Spoofing is a situation in which one person pretends as another by falsifying data and thereby gaining an illegal benefits. Biometric spoofing attack is a process by which individuals aim to compromise a biometric system by presenting a spoofed (fake) biometric sample of genuine user. Biometric spoofing attack is also referred as ‘direct attack’ as it is carried out directly on the biometric sensors. The most important point about biometric spoof attacks is that it does not require advanced technical skills and thus increases the number of potential attackers. Biometric spoof attacks also may be carried out in coordination with the genuine user to gain the delegate access rights or without user consent or knowledge (e.g., collected face images from surveillance cameras or latent fingerprints from objects or surfaces).

As we know that biometric traits are not secret. Everyone leaves their biometrics all over without being conscious that their biometrics can be captured, copied, and replicated, which later might possibly enable future acts of fraud. Therefore, to defeat spoofing attacks several countermeasure technologies and methods have been developed. In fact, the vulnerability of biometric systems to spoof attacks has generated a research trends to improve the robustness and reliability of biometrics such as anti-spoofing techniques or “liveness detection” (Li, 2009, Chingovska, 2013, Galbally, 2014) or multimodal biometric fusion (Jain, 2007, Akhtar, 2012).

Key Terms in this Chapter

Face Recognition: Face recognition is a computational technique to automatically identify or verify a person from a digital image or a video using their facial features.

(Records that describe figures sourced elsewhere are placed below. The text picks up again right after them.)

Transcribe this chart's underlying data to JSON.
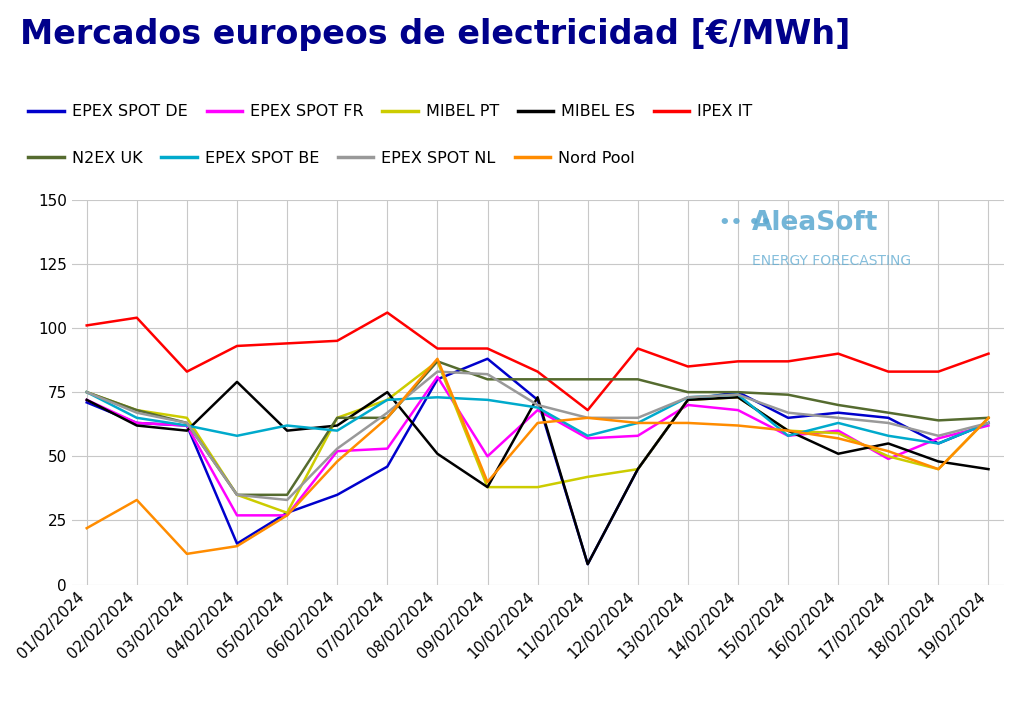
{
  "title": "Mercados europeos de electricidad [€/MWh]",
  "dates": [
    "01/02/2024",
    "02/02/2024",
    "03/02/2024",
    "04/02/2024",
    "05/02/2024",
    "06/02/2024",
    "07/02/2024",
    "08/02/2024",
    "09/02/2024",
    "10/02/2024",
    "11/02/2024",
    "12/02/2024",
    "13/02/2024",
    "14/02/2024",
    "15/02/2024",
    "16/02/2024",
    "17/02/2024",
    "18/02/2024",
    "19/02/2024"
  ],
  "series": [
    {
      "name": "EPEX SPOT DE",
      "color": "#0000cc",
      "values": [
        71,
        63,
        62,
        16,
        28,
        35,
        46,
        80,
        88,
        72,
        8,
        45,
        72,
        75,
        65,
        67,
        65,
        55,
        63
      ]
    },
    {
      "name": "EPEX SPOT FR",
      "color": "#ff00ff",
      "values": [
        72,
        63,
        62,
        27,
        27,
        52,
        53,
        81,
        50,
        68,
        57,
        58,
        70,
        68,
        58,
        60,
        49,
        57,
        62
      ]
    },
    {
      "name": "MIBEL PT",
      "color": "#cccc00",
      "values": [
        75,
        68,
        65,
        35,
        28,
        65,
        72,
        87,
        38,
        38,
        42,
        45,
        72,
        73,
        60,
        59,
        50,
        45,
        65
      ]
    },
    {
      "name": "MIBEL ES",
      "color": "#000000",
      "values": [
        72,
        62,
        60,
        79,
        60,
        62,
        75,
        51,
        38,
        73,
        8,
        45,
        72,
        73,
        60,
        51,
        55,
        48,
        45
      ]
    },
    {
      "name": "IPEX IT",
      "color": "#ff0000",
      "values": [
        101,
        104,
        83,
        93,
        94,
        95,
        106,
        92,
        92,
        83,
        68,
        92,
        85,
        87,
        87,
        90,
        83,
        83,
        90
      ]
    },
    {
      "name": "N2EX UK",
      "color": "#556b2f",
      "values": [
        75,
        68,
        63,
        35,
        35,
        65,
        65,
        87,
        80,
        80,
        80,
        80,
        75,
        75,
        74,
        70,
        67,
        64,
        65
      ]
    },
    {
      "name": "EPEX SPOT BE",
      "color": "#00aacc",
      "values": [
        75,
        65,
        62,
        58,
        62,
        60,
        72,
        73,
        72,
        69,
        58,
        63,
        73,
        74,
        58,
        63,
        58,
        55,
        63
      ]
    },
    {
      "name": "EPEX SPOT NL",
      "color": "#999999",
      "values": [
        75,
        67,
        63,
        35,
        33,
        53,
        67,
        83,
        82,
        70,
        65,
        65,
        73,
        74,
        67,
        65,
        63,
        58,
        63
      ]
    },
    {
      "name": "Nord Pool",
      "color": "#ff8c00",
      "values": [
        22,
        33,
        12,
        15,
        27,
        48,
        65,
        88,
        40,
        63,
        65,
        63,
        63,
        62,
        60,
        57,
        52,
        45,
        65
      ]
    }
  ],
  "ylim": [
    0,
    150
  ],
  "yticks": [
    0,
    25,
    50,
    75,
    100,
    125,
    150
  ],
  "background_color": "#ffffff",
  "grid_color": "#c8c8c8",
  "title_color": "#00008b",
  "title_fontsize": 24,
  "legend_fontsize": 11.5,
  "tick_fontsize": 11,
  "watermark_text": "AleaSoft",
  "watermark_subtext": "ENERGY FORECASTING",
  "watermark_color": "#5ba8d0",
  "watermark_dot_color": "#5ba8d0"
}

Biometric Anti-Spoofing: Typical countermeasure to biometric spoofing is liveness detection (biometric anti-spoofing) methods, which aim at disambiguating human live biometric trait samples from spoof artifacts.

Multimodal Biometrics: Multimodal biometric systems consolidate evidence from multiple biometric sources. For example, a multimodal biometric system could be a combination of iris recognition and fingerprint recognition to confirm the identity of a user.

Fingerprint Recognition: Fingerprint automated method matches two human fingerprints to identify individuals using fingerprint as biometrics.

Adversarial Pattern Classification: Adversarial pattern classification is a scenario where the pattern recognition system faces an intelligent and adaptive adversary that modifies patterns to fool the system.

Biometric Spoofing: Biometric spoofing attack is carried out by presenting artifact biometric trait to the system to fool the system pretending as a genuine user.